Solving The Kuramoto-Sivashinsky Equation Using FFT
The Kuramoto-Sivashinsky equation is solved by taking the derivatives in Fourier space.
The Kuramoto-Sivashinsky equation is a simple 1-dimensional model of instabilities in flames \[\begin{equation} \frac{\partial u}{\partial t} = - \frac{\partial^2 u}{\partial x^2} - \frac{\partial^4 u}{\partial x^4} - u \frac{\partial u}{\partial x} \ , \end{equation}\]
or succintly, \[\begin{equation} u_t = - u_{xx} - u_{xxxx} - u u_x \end{equation}\]
To solve this partial differential equation, first, we need to take the spatial domain to Fourier domain. To do that we need the Fourier transform. The derivatives we have above can be calculated as follows using the property of Fourier transform \[\begin{aligned} \frac{d}{dx}u(x, t) & \overset{FT}{\leftrightarrow}i\kappa\cdot \hat{u}(\kappa, t) \ , \\ \frac{d^2}{dx^2}u(x, t) & \overset{FT}{\leftrightarrow}-\kappa^2 \cdot \hat{u}(\kappa, t) \ , \\ \frac{d^4}{dx^4}u(x, t)& \overset{FT}{\leftrightarrow} \kappa^4 \cdot \hat{u}(\kappa, t) \ , \end{aligned}\]

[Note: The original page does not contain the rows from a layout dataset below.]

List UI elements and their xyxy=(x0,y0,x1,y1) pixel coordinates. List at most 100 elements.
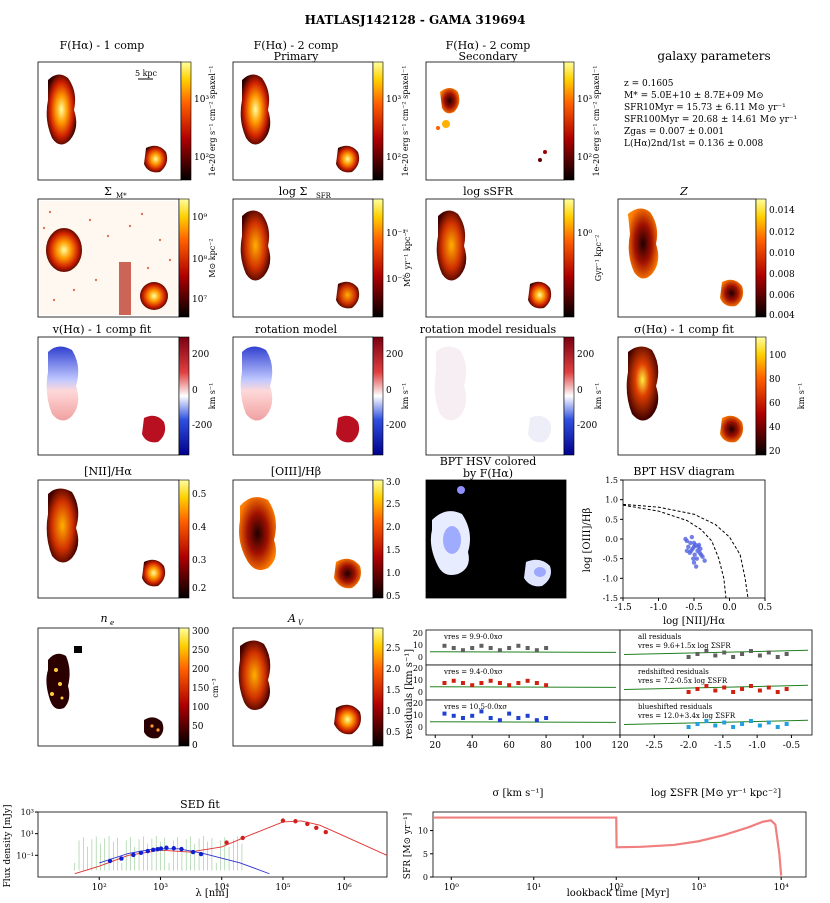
cbar-tick: 2.5 xyxy=(386,500,401,510)
cbar-tick: 0.5 xyxy=(386,592,401,602)
bpt-point xyxy=(691,556,696,561)
bpt-ytick-label: 1.5 xyxy=(605,476,618,485)
galaxy-main xyxy=(436,210,467,281)
resid-point xyxy=(442,711,447,716)
cbar-tick: 1.5 xyxy=(386,546,401,556)
cbar-tick: 10⁰ xyxy=(577,229,592,239)
bpt-ytick-label: 1.0 xyxy=(605,496,618,505)
resid-point xyxy=(757,653,762,658)
bpt-point xyxy=(684,548,690,553)
resid-point xyxy=(722,650,727,655)
resid-xtick-label: 80 xyxy=(540,741,552,751)
bpt-ylabel: log [OIII]/Hβ xyxy=(582,508,593,573)
panel-log-ssfr: log sSFR 10⁰ Gyr⁻¹ kpc⁻² xyxy=(425,185,603,318)
bpt-point xyxy=(697,550,702,555)
cbar-tick: 150 xyxy=(192,684,209,694)
panel-rotation-model: rotation model 200 0 -200 km s⁻¹ xyxy=(232,323,410,456)
sfh-xtick-label: 10⁴ xyxy=(774,883,789,893)
resid-point xyxy=(740,722,745,726)
resid-point xyxy=(695,722,700,726)
resid-point xyxy=(525,646,530,650)
sed-xtick-label: 10⁶ xyxy=(337,883,352,893)
scale-bar-label: 5 kpc xyxy=(135,69,158,78)
galaxy-main xyxy=(46,228,82,272)
resid-point xyxy=(722,720,727,725)
resid-point xyxy=(497,648,502,653)
resid-point xyxy=(470,683,475,688)
sed-photometry-point xyxy=(158,846,164,851)
cbar-tick: 0.010 xyxy=(769,249,795,259)
resid-point xyxy=(784,652,789,656)
panel-title: BPT HSV colored xyxy=(440,455,537,468)
resid-point xyxy=(507,711,512,716)
colorbar xyxy=(372,336,384,456)
cbar-label: km s⁻¹ xyxy=(797,383,806,410)
galaxy-companion xyxy=(528,281,552,309)
resid-point xyxy=(731,655,736,659)
sfh-chart: 10⁰ 10¹ 10² 10³ 10⁴ 10 5 0 lookback time [Myr]… xyxy=(403,811,807,899)
resid-point xyxy=(470,713,475,718)
cbar-tick: 100 xyxy=(769,351,786,361)
galaxy-companion xyxy=(336,281,360,309)
resid-point xyxy=(534,648,539,653)
bpt-point xyxy=(693,564,699,569)
resid-point xyxy=(766,685,771,690)
resid-ytick-label: 0 xyxy=(418,653,423,662)
cbar-tick: 0.5 xyxy=(192,490,207,500)
panel-fha-secondary: F(Hα) - 2 comp Secondary 10³ 10² 1e-20 e… xyxy=(425,39,601,181)
galaxy-companion xyxy=(140,282,168,310)
cbar-tick: 200 xyxy=(192,665,209,675)
resid-point xyxy=(713,653,718,658)
resid-point xyxy=(704,684,709,688)
cbar-tick: 10⁸ xyxy=(192,255,207,265)
bpt-ytick-label: 0.5 xyxy=(605,515,618,524)
colorbar xyxy=(372,479,384,599)
cbar-tick: 3.0 xyxy=(386,478,401,488)
resid-legend-fit: vres = 10.5-0.0xσ xyxy=(443,703,507,711)
sed-photometry-point xyxy=(119,856,124,861)
resid-point xyxy=(507,683,512,688)
bpt-plot-area xyxy=(622,479,766,599)
resid-point xyxy=(451,678,456,683)
panel-nii-ha: [NII]/Hα 0.5 0.4 0.3 0.2 xyxy=(37,465,207,599)
galaxy-main xyxy=(46,488,79,563)
resid-xtick-label: -0.5 xyxy=(783,741,801,751)
sfh-xlabel: lookback time [Myr] xyxy=(567,888,670,899)
galaxy-main xyxy=(240,74,271,145)
resid-point xyxy=(731,725,736,729)
sed-title: SED fit xyxy=(180,798,220,811)
sed-photometry-point xyxy=(155,846,160,852)
sed-photometry-point xyxy=(145,848,150,854)
cbar-tick: 2.0 xyxy=(386,523,401,533)
bpt-xtick-label: -1.0 xyxy=(650,603,668,613)
resid-xtick-label: -1.0 xyxy=(748,741,766,751)
bpt-point xyxy=(698,546,703,552)
resid-point xyxy=(442,643,447,648)
panel-subtitle: Primary xyxy=(274,50,319,63)
resid-point xyxy=(748,719,753,723)
galaxy-main xyxy=(240,346,273,421)
resid-ytick-label: 20 xyxy=(413,664,423,673)
panel-title-sub: M* xyxy=(116,192,127,200)
sed-ytick-label: 10⁻¹ xyxy=(16,851,34,860)
cbar-tick: 20 xyxy=(769,447,781,457)
sed-photometry-point xyxy=(198,851,204,857)
cbar-tick: 60 xyxy=(769,399,781,409)
resid-point xyxy=(525,678,530,683)
colorbar xyxy=(563,61,575,181)
resid-point xyxy=(460,648,465,653)
galaxy-main xyxy=(434,346,467,421)
resid-fit-line xyxy=(623,649,809,655)
cbar-label: M⊙ kpc⁻² xyxy=(208,238,217,277)
resid-legend-series: all residuals xyxy=(638,633,682,641)
resid-point xyxy=(479,643,484,648)
resid-axes-sigma xyxy=(425,664,621,701)
resid-ylabel: residuals [km s⁻¹] xyxy=(404,649,415,739)
param-line: L(Hα)2nd/1st = 0.136 ± 0.008 xyxy=(624,138,764,149)
panel-title: log sSFR xyxy=(463,185,513,198)
sed-photometry-point xyxy=(190,849,196,855)
sfh-ytick-label: 10 xyxy=(418,827,428,836)
bpt-xtick-label: -1.5 xyxy=(614,603,632,613)
bpt-xtick-label: 0.5 xyxy=(758,603,773,613)
panel-title: F(Hα) - 2 comp xyxy=(254,39,339,52)
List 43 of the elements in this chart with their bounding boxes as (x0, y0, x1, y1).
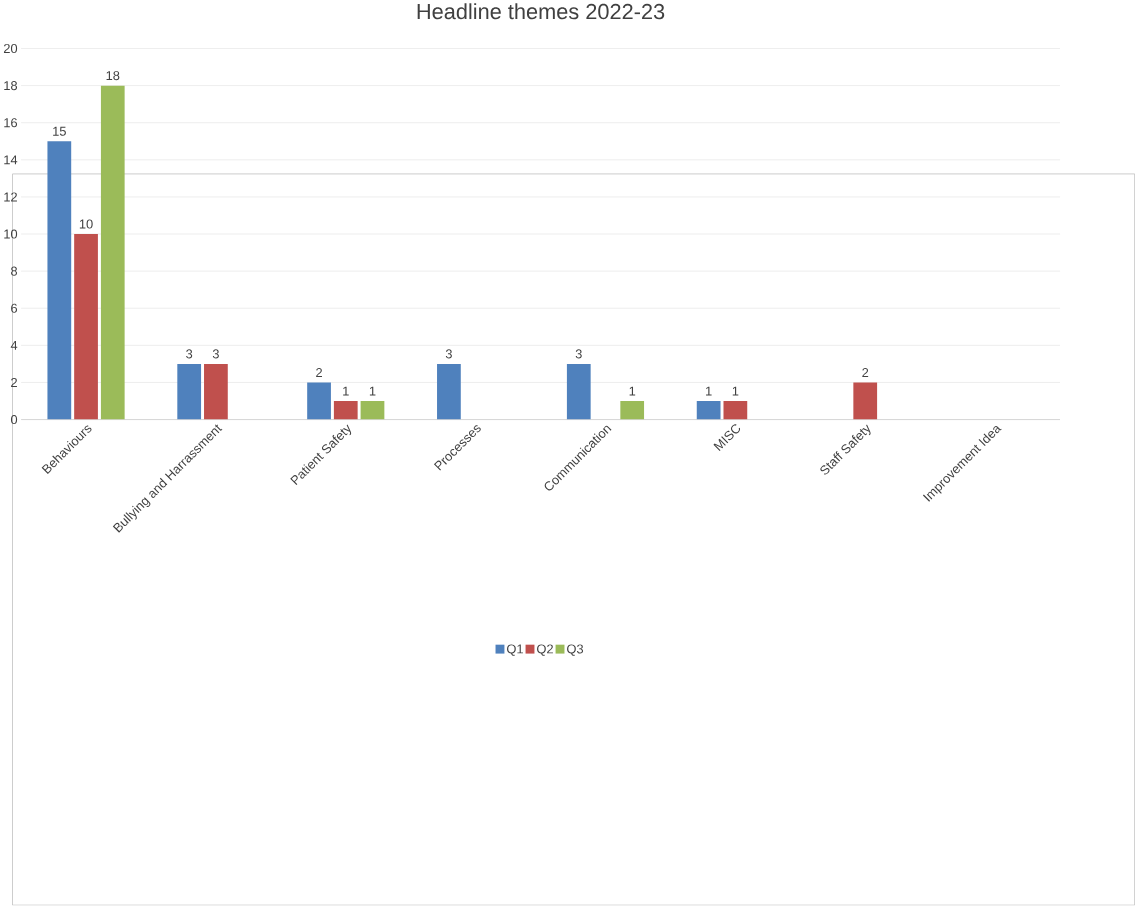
y-tick-label: 2 (11, 378, 17, 388)
legend-label: Q1 (507, 644, 523, 657)
bar (177, 364, 202, 420)
bar (307, 382, 331, 420)
bar (47, 141, 72, 420)
y-tick-label: 16 (4, 118, 18, 128)
bar (696, 401, 721, 420)
bar (566, 364, 591, 420)
y-tick-label: 18 (4, 81, 18, 91)
data-label: 3 (212, 349, 219, 359)
legend-label: Q2 (537, 644, 553, 657)
y-tick-label: 4 (10, 341, 18, 350)
y-tick-label: 0 (10, 415, 18, 425)
legend-label: Q3 (567, 644, 584, 657)
bar (100, 85, 125, 420)
data-label: 2 (316, 368, 322, 378)
bar (723, 401, 748, 420)
chart-title: Headline themes 2022-23 (417, 3, 665, 20)
data-label: 3 (445, 349, 452, 359)
data-label: 18 (106, 71, 120, 81)
data-label: 1 (706, 386, 712, 396)
bar (437, 364, 461, 420)
data-label: 15 (53, 127, 66, 137)
y-tick-label: 6 (11, 303, 18, 314)
data-label: 1 (343, 386, 349, 396)
data-label: 10 (79, 219, 93, 229)
bar (74, 234, 98, 420)
data-label: 1 (629, 386, 636, 396)
y-tick-label: 14 (4, 155, 18, 165)
y-tick-label: 20 (3, 44, 18, 54)
y-tick-label: 10 (4, 229, 18, 239)
data-label: 3 (186, 349, 193, 359)
bar (360, 401, 385, 420)
bar (853, 382, 878, 420)
y-tick-label: 8 (11, 266, 18, 276)
y-tick-label: 12 (4, 192, 17, 202)
data-label: 1 (732, 386, 739, 396)
bar (333, 401, 358, 420)
bar (620, 401, 645, 420)
data-label: 3 (575, 349, 582, 359)
bar (204, 364, 228, 420)
data-label: 2 (862, 368, 869, 378)
data-label: 1 (369, 386, 376, 396)
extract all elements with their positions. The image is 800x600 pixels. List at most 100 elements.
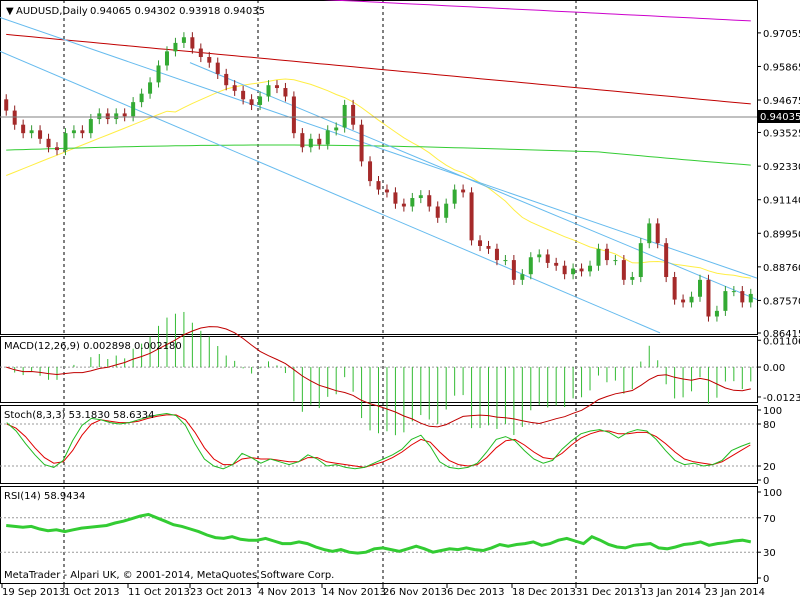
- candle-body: [528, 257, 533, 275]
- candle-body: [325, 130, 330, 145]
- candle-body: [29, 130, 34, 134]
- x-axis-label: 26 Nov 2013: [383, 587, 447, 598]
- candle-body: [368, 161, 373, 182]
- candle-body: [554, 262, 559, 266]
- ma-magenta-line: [323, 0, 751, 22]
- candle-body: [241, 90, 246, 100]
- price-panel-frame: [0, 0, 758, 335]
- period-separators: [63, 0, 577, 584]
- stoch-tick-label: 100: [763, 406, 782, 417]
- candle-body: [444, 203, 449, 218]
- candle-body: [638, 243, 643, 278]
- x-axis-label: 23 Oct 2013: [190, 587, 252, 598]
- candle-body: [105, 113, 110, 120]
- macd-histogram: [6, 311, 752, 436]
- candle-body: [689, 296, 694, 303]
- current-price-marker: 0.94035: [0, 110, 800, 123]
- candle-body: [562, 265, 567, 275]
- x-axis-label: 19 Sep 2013: [2, 587, 65, 598]
- stoch-lines: [6, 412, 751, 470]
- x-axis-label: 11 Oct 2013: [128, 587, 190, 598]
- rsi-tick-label: 70: [763, 514, 776, 525]
- candle-body: [54, 147, 59, 151]
- candle-body: [655, 223, 660, 244]
- candle-body: [114, 113, 119, 120]
- price-tick-label: 0.97055: [763, 29, 800, 40]
- ma-red-line: [6, 33, 751, 105]
- candle-body: [97, 113, 102, 120]
- candle-body: [579, 268, 584, 272]
- candle-body: [494, 248, 499, 261]
- candle-body: [596, 248, 601, 266]
- current-price-label: 0.94035: [760, 112, 800, 123]
- x-axis-label: 18 Dec 2013: [512, 587, 576, 598]
- candle-body: [266, 85, 271, 97]
- candle-body: [63, 133, 68, 151]
- candle-body: [122, 113, 127, 117]
- channel-middle: [189, 62, 758, 301]
- candle-body: [384, 189, 389, 193]
- candle-body: [173, 42, 178, 52]
- candle-body: [88, 119, 93, 134]
- candle-body: [71, 130, 76, 134]
- rsi-tick-label: 0: [763, 574, 769, 585]
- candle-body: [740, 291, 745, 303]
- candle-body: [351, 104, 356, 125]
- x-axis-label: 14 Nov 2013: [322, 587, 386, 598]
- candle-body: [571, 268, 576, 275]
- candle-body: [604, 248, 609, 261]
- candle-body: [4, 99, 9, 111]
- stoch-tick-label: 0: [763, 476, 769, 487]
- rsi-series-line: [6, 512, 752, 555]
- rsi-line: [6, 512, 752, 555]
- macd-tick-label: 0.011068: [763, 336, 800, 347]
- rsi-tick-label: 100: [763, 488, 782, 499]
- chart-title-arrow: ▼: [6, 6, 14, 17]
- candle-body: [224, 73, 229, 86]
- candle-body: [249, 99, 254, 105]
- price-tick-label: 0.94675: [763, 96, 800, 107]
- x-axis-label: 13 Jan 2014: [641, 587, 701, 598]
- candle-body: [681, 299, 686, 303]
- price-tick-label: 0.95865: [763, 62, 800, 73]
- candle-body: [131, 102, 136, 117]
- candle-body: [647, 223, 652, 244]
- stoch-main-line: [6, 412, 751, 470]
- candle-body: [198, 48, 203, 58]
- candle-body: [588, 265, 593, 272]
- candle-body: [274, 85, 279, 89]
- candle-body: [181, 37, 186, 43]
- candle-body: [215, 62, 220, 74]
- candle-body: [190, 37, 195, 49]
- candle-body: [164, 51, 169, 66]
- x-axis-label: 4 Nov 2013: [258, 587, 316, 598]
- x-axis-label: 31 Dec 2013: [576, 587, 640, 598]
- candle-body: [334, 127, 339, 131]
- candle-body: [139, 93, 144, 103]
- candle-body: [46, 138, 51, 148]
- candle-body: [503, 260, 508, 262]
- candle-body: [393, 192, 398, 204]
- price-overlays: [0, 0, 758, 334]
- candle-body: [698, 279, 703, 297]
- candle-body: [38, 130, 43, 139]
- candle-body: [342, 104, 347, 128]
- chart-title: AUDUSD,Daily: [16, 6, 88, 17]
- price-tick-label: 0.86415: [763, 329, 800, 340]
- stoch-label: Stoch(8,3,3) 53.1830 58.6334: [4, 410, 155, 421]
- rsi-label: RSI(14) 58.9434: [4, 491, 85, 502]
- ma-yellow-line: [6, 78, 751, 279]
- candle-body: [478, 240, 483, 246]
- current-price-box: [758, 110, 800, 123]
- candle-body: [300, 133, 305, 148]
- candle-body: [359, 124, 364, 162]
- rsi-panel-frame: [0, 486, 758, 584]
- candle-body: [80, 130, 85, 134]
- macd-tick-label: -0.012335: [763, 393, 800, 404]
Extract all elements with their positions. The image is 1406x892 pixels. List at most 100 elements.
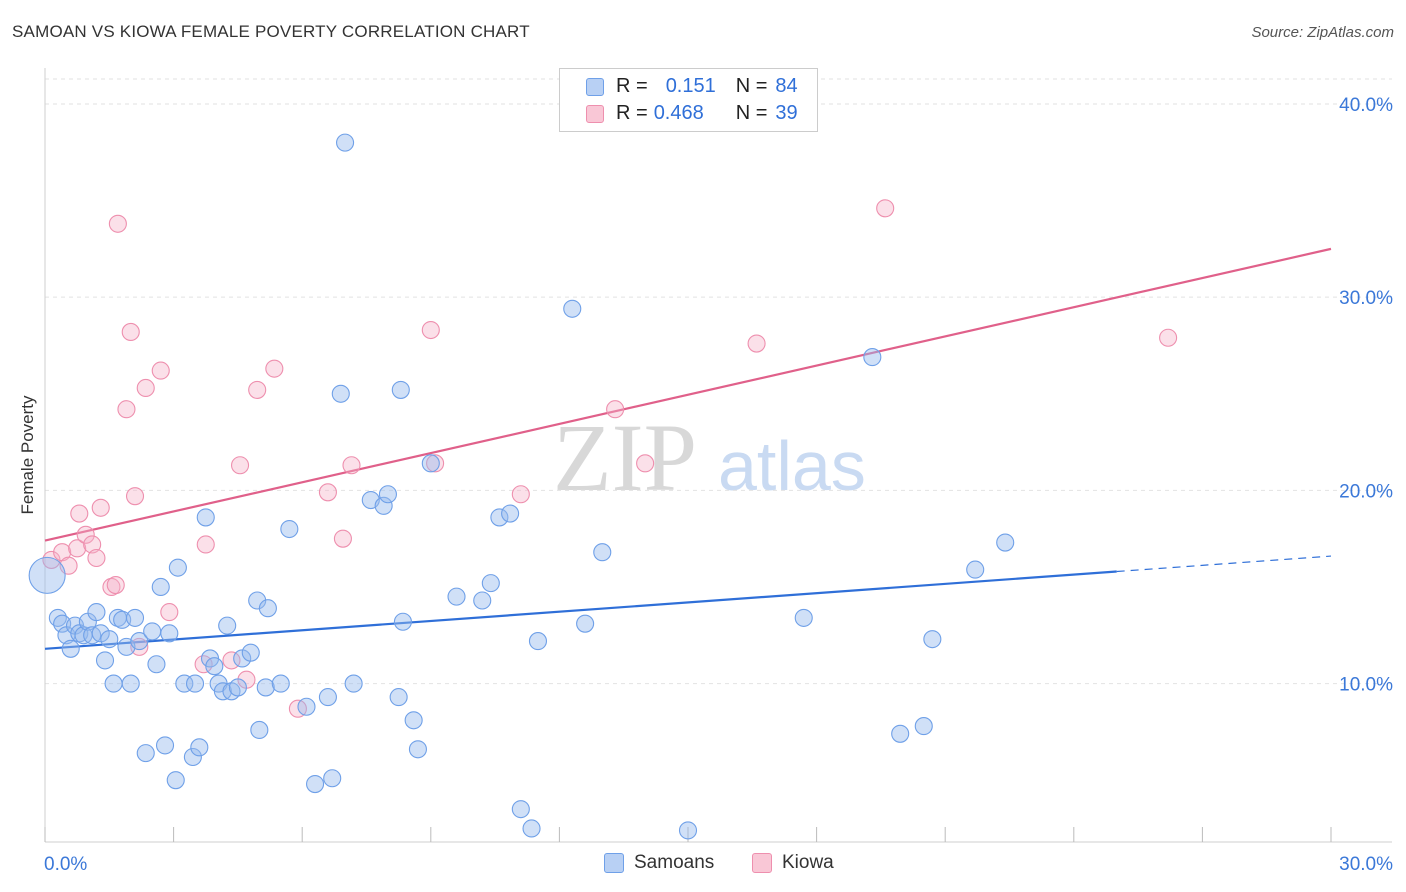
kiowa-point bbox=[106, 575, 125, 595]
kiowa-point bbox=[151, 361, 170, 380]
kiowa-point bbox=[108, 214, 127, 233]
samoans-point bbox=[297, 697, 316, 716]
kiowa-point bbox=[136, 378, 155, 398]
x-tick-label: 30.0% bbox=[1339, 854, 1393, 875]
samoans-point bbox=[250, 720, 269, 739]
samoans-point bbox=[125, 608, 145, 627]
samoans-point bbox=[794, 608, 813, 627]
legend-swatch-samoans bbox=[604, 853, 624, 873]
kiowa-point bbox=[230, 456, 250, 475]
samoans-point bbox=[511, 800, 530, 819]
grid-lines bbox=[45, 78, 1392, 685]
samoans-point bbox=[593, 543, 612, 562]
x-tick-label: 0.0% bbox=[44, 854, 87, 875]
samoans-point bbox=[183, 747, 202, 767]
samoans-point bbox=[378, 485, 397, 504]
watermark-atlas: atlas bbox=[718, 427, 866, 505]
watermark: ZIP atlas bbox=[553, 404, 866, 511]
samoans-point bbox=[678, 821, 698, 840]
samoans-point bbox=[473, 591, 492, 610]
samoans-point bbox=[185, 674, 205, 693]
legend-row-samoans: R = 0.151 N = 84 bbox=[586, 75, 798, 98]
samoans-point bbox=[130, 632, 149, 651]
samoans-point bbox=[996, 533, 1015, 552]
samoans-point bbox=[404, 711, 423, 730]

where \(\hat{u}(\kappa, t)\) lives in the Fourier domain. Now, if we go back to the spatial domain by inverse Fourier transform, we have successfully calculated the derivatives. The rest is integrating the resulting equation. For that we will use solve_ivp
function from scipy.integrate
using the LSODA
solver. The code below does all this and plots the result.
import numpy as np
import matplotlib.pyplot as plt
from scipy.integrate import solve_ivp
def kuramoto_sivashinsky(t, u, kappa, nu):
uhat = np.fft.fft(u)
d_uhat = 1j*kappa*uhat # first derivative
d2_uhat = -kappa**2*uhat # second derivative
d4_uhat = kappa**4*uhat # forth derivative
d_u = np.fft.ifft(d_uhat)
d2_u = np.fft.ifft(d2_uhat)
d4_u = np.fft.ifft(d4_uhat)
du_dt = -u*d_u - d2_u - nu*d4_u
return [du_dt.real]
nu = 1 # diffusion coeff.
L = 64 # length
N = 256 # num of points
dx = L/N
x = np.arange(-L/2, L/2, dx) # space domain
kappa = 2*np.pi*np.fft.fftfreq(N, d=dx) # discrete wavenumbers
# initial condition
u0 = np.cos((6 * np.pi * x) / L) + 0.5 * np.sin((2 * np.pi * x) / L)
# time domain
dt = 0.5
t = np.arange(0, 400*dt, dt)
sol = solve_ivp(kuramoto_sivashinsky, t_span=[t[0], t[-1]], y0=u0,
method="LSODA", t_eval=t, args=(kappa, nu))
u = sol.y.T
# plot the result
xx, tt = np.meshgrid(x, t)
plt.figure(figsize=(5,5))
plt.contourf(xx, tt, u, levels=100, cmap=cm.jet)
plt.xlabel(r"$x$")
plt.ylabel(r"$t$")
plt.colorbar()
plt.tight_layout()
plt.show()
One thing to note is that using the Fourier method automatically imposed periodic boundary conditions.